Forse “di folle leggerezza fu promettere”
Un luogo di ritrovo,universo a sé, un bouquet di matite ben temperate, dove tutti si conoscono, capiscono, prendono in giro, dove i clienti bevono, giocano a carte, a flipper, parlando di donne e di calcio; questo è il Bar Sport.
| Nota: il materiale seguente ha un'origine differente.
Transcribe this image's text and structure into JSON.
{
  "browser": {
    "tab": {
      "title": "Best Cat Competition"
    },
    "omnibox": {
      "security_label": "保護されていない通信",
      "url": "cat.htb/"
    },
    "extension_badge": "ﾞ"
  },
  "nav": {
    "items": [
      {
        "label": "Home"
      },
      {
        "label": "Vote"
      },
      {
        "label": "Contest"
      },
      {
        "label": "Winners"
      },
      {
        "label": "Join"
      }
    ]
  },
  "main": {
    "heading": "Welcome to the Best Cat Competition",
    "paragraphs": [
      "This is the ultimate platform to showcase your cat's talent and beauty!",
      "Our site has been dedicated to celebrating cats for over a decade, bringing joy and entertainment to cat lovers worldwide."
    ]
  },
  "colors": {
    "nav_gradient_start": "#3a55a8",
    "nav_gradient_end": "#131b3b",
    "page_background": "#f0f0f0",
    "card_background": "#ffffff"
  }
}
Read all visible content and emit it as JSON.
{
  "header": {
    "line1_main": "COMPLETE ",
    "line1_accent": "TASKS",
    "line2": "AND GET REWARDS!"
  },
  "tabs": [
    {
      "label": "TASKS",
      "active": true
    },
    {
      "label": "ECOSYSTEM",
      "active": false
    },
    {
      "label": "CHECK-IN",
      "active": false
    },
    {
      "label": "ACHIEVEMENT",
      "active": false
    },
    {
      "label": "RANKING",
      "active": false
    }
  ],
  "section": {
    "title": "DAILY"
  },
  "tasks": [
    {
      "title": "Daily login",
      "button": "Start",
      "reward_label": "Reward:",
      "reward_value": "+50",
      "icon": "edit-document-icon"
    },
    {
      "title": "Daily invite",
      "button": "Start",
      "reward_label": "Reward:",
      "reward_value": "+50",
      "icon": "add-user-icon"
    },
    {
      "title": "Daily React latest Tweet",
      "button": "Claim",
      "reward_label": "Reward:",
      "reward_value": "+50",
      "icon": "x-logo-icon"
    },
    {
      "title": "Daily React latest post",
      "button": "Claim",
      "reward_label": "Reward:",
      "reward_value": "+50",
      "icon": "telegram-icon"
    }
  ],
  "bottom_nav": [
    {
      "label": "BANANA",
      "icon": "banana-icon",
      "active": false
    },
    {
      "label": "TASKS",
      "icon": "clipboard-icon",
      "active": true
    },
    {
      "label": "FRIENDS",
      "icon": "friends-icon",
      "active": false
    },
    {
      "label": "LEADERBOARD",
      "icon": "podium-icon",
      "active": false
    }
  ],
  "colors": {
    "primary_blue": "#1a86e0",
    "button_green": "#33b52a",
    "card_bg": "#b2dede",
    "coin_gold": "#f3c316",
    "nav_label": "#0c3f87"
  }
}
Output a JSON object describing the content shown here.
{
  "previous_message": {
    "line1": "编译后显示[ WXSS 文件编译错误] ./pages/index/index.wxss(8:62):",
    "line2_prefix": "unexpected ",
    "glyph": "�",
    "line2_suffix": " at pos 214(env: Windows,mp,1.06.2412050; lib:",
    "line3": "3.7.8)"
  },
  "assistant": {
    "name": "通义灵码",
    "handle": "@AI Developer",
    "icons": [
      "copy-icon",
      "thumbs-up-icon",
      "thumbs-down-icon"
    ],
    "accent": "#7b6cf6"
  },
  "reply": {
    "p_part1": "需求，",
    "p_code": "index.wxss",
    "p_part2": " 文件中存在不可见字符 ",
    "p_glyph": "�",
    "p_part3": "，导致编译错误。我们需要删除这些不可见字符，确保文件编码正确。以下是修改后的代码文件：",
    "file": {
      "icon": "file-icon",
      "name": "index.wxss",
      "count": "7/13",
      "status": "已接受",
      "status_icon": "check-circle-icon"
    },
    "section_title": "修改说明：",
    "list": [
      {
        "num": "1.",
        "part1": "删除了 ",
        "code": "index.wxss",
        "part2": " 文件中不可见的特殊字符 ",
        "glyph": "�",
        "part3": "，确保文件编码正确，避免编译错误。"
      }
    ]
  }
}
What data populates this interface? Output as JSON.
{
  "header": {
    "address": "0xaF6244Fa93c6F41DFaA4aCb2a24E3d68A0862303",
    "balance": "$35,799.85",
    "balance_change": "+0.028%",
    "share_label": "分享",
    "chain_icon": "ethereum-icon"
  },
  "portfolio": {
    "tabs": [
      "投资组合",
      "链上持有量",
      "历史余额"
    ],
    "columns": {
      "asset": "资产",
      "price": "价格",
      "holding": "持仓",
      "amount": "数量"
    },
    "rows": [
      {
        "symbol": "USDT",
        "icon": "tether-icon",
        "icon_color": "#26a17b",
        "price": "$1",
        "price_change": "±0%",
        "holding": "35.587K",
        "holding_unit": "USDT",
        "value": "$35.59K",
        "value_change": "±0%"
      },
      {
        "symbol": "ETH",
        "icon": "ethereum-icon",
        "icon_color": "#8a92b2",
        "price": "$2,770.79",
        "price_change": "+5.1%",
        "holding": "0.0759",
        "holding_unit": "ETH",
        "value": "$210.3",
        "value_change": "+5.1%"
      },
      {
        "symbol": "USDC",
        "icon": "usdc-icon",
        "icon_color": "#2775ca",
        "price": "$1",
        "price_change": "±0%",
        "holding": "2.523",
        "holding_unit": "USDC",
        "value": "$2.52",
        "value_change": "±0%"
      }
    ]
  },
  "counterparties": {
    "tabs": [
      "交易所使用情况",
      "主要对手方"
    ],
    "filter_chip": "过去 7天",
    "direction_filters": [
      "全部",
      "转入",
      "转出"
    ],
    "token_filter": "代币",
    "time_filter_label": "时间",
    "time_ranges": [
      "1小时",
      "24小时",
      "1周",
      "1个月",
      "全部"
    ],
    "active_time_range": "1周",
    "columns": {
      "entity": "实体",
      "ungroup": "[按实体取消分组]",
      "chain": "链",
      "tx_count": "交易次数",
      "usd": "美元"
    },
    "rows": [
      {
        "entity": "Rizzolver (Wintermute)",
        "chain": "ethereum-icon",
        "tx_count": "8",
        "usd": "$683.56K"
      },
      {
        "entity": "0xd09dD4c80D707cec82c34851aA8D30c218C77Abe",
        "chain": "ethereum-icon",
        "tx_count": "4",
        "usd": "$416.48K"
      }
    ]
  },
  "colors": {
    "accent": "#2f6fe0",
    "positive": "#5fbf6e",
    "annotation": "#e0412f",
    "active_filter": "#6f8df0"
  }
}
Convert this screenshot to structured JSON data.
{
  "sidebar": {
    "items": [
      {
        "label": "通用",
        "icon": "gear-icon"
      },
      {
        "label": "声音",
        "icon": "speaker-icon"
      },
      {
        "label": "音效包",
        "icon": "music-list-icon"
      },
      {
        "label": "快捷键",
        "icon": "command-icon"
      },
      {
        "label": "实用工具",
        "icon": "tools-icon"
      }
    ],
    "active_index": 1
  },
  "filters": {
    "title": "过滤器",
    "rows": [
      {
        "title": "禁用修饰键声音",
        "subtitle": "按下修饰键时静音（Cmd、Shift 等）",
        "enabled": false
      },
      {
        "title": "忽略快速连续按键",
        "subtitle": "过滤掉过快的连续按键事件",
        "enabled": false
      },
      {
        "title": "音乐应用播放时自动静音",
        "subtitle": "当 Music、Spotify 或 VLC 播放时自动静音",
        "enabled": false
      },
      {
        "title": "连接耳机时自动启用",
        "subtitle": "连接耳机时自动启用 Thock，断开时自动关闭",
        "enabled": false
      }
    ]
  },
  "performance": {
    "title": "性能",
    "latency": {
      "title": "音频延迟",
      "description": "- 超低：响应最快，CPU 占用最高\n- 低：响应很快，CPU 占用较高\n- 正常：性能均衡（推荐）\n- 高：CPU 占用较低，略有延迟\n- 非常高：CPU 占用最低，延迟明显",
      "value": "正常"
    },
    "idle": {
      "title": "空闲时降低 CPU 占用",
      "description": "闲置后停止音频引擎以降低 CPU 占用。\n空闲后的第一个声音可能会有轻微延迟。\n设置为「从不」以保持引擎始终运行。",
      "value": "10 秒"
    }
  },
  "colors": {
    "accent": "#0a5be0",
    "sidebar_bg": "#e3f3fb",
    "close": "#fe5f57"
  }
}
Ti aspetti che Bar Sport, il film di Massimo Martelli, documentarista e autore televisivo, ti regali quell’universo lì che avevi letto nell’omonimo libro di Stefano Benni (uscito nel 1976), e che avevi plasmato a immagine e somiglianza del tuo “locus amoenus”. Ovviamente, non è così: tutto prende un’altra forma, un altro colore, tutto ha un Volto. Il barista, tanto avaro da esser chiamato Onassis, ha il corpo di Giuseppe Battiston, il “tennico” Eros, cialtrone e “so tutto io”, è Claudio Bisio, il buon Bovinelli-tuttofare ha le fattezze di Antonio Cornacchione, il cinico Muzzi è Antonio Catania; tutti questi personaggi prendono forma sotto l’insegna Bar Sport. Non è facile realizzare un film, partendo da un’opera originale per la sua surreale ironia e antropologicamente complessa come l’opera di Benni, né scrivere una sceneggiatura, a cui ha lavorato lo stesso scrittore assieme a Alvau/Pecorelli/Pellegrini, tratta da un romanzo fatto di episodi, universi aperti e chiusi su una pagina, figure immaginifiche, animate, potenziate dalla forza della parola. Martelli materializza un flipper, il “Busso”/“Striscio”/“Volo”/“Brucio”, un biliardo, elementi che Benni investiga fin alle viscere degli ingranaggi, e il regista prende qua e là dal libro, passando dal playboy/Teo Teocoli al calciatore Piva – raccontatoci, come l’episodio del ciclista Pozzi, con un’animazione, divertente e coinvolgente -, corre sulla bici del piccolo Cinno scivolando sulle curve della Carla/Aura Lorenzetti. Se nel libro vengono raccontate tipologie umane che tutti conosciamo, trovandole nel nostro bar, nel film invece gli attori, bravi e nella parte, sembrano sovrastare il Ruolo, diventando macchiette che rappresentano un’individualità ben precisa: il “tennico” non è un borioso “a caso”, né “l’anima, il sangue, l’ossigeno” di ogni discorso da bar, ma un capocomico, divertente e pelato, come il conduttore di Zelig; Bovinelli non è tanto il tutto-fare quanto il pasticcione che da dieci anni tenta di accendere le luci dell’insegna, concentrando tutto sull’espressione tra riso e pianto dello sketch “povero Silvio”. Non è sicuramente La Luisona, ma è un’opera godibile, non ci troviamo nel Bar Sport libresco da cui tutto prende le mosse, è semplicemente un’altra cosa.